Question

A particle is executing linear SHM of amplitude $A$ and time period $T$. If $v$ refers to the average speed of the particle during any time interval of $\frac{T}{3}$, then the maximum possible value of $v$ in terms of $A$ is

• A. $\frac{3\sqrt{3}}{T}A$
• B. $\frac{\sqrt{3}A}{T}$
• C. $\frac{2\sqrt{3}}{T}A$
• D. $\frac{3A}{T}$

Answer 1

The correct option is A $\frac{3\sqrt{3}}{T}A$

Let us consider the situation shown in the phasor diagram.

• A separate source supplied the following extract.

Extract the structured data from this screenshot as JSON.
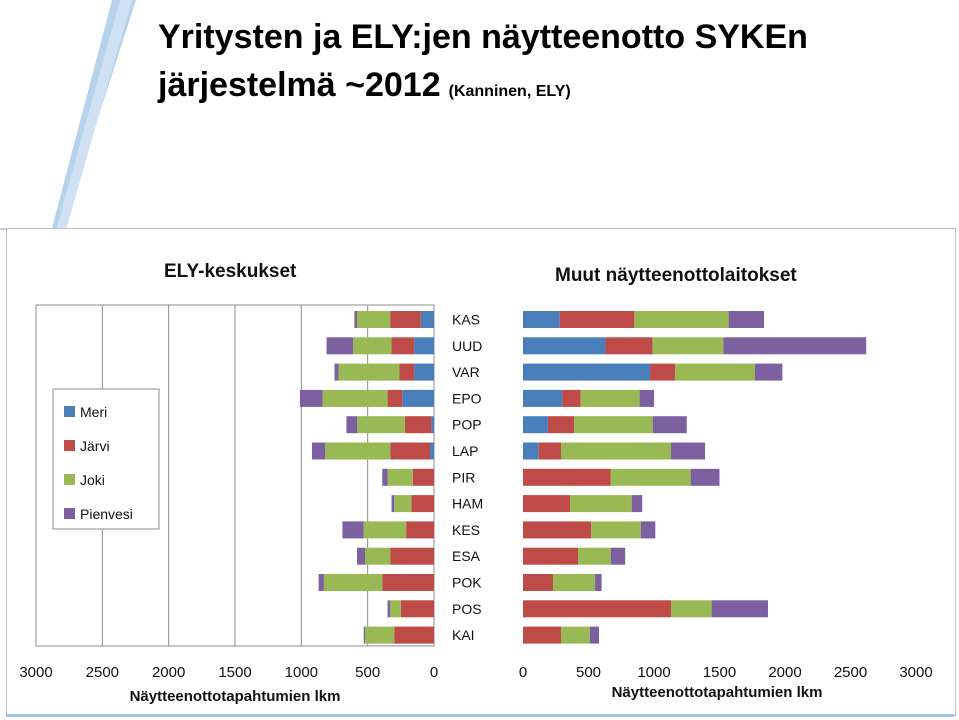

When a particle is moving from $\text{A}$ to $\text{B}$, let the change in phase of the particle be $\theta =\omega t.$
Given, Time interval $t=\frac{T}{3}$
$\Rightarrow \theta =\omega t=\frac{2\pi }{T}\times \frac{T}{3}=\frac{2\pi }{3}$
Which means change in phase of the particle in moving from $\text{A}$ to $\text{B}$ is ${120}^{\circ }$ on the reference circle.
From the phasor diagram, we can deduce that, the maximum average velocity for a time interval of $\frac{T}{3}$ would be from $\text{P}$ to $\text{Q}$.
$\therefore$ Maximum average velocity $v=\frac{\text{Displacement between P and Q}}{\text{Time interval}}$
$\Rightarrow v=\frac{\frac{\sqrt{3}A}{2}+\frac{\sqrt{3}A}{2}}{\left(T/3\right)}=\frac{3\sqrt{3}A}{T}$
Thus, option (a) is the correct answer.

Alternate solution:
Let us suppose that the particle starts at the mean position. The equation of SHM is given by
$x=A\sin \omega t......\left(1\right)$
Differentiating $\left(1\right)$ with respect to time, we get
$v=A\omega \cos \omega t$
Since the maximum value of speed is at $x=0$, the maximum average velocity for a time interval $\frac{T}{3}$ would be from $-\frac{T}{6}$ to $\frac{T}{6}$.
Average velocity of particle in a time interval $t$ is given by
$v_{av}=\frac{{\int }_0^{t}vdt}{{\int }_0^{t}dt}$
$\Rightarrow v_{av}=\frac{3}{T}{\int }_{-T/6}^{T/6}A\omega cos\omega tdt$
$\Rightarrow v_{av}=\frac{3A}{T}\left(2\sin \left(\frac{\omega T}{6}\right)\right)$
Since $\omega T=2\pi$,
$\Rightarrow v_{av}=\frac{3\sqrt{3}A}{T}$
Thus, option (a) is the correct answer.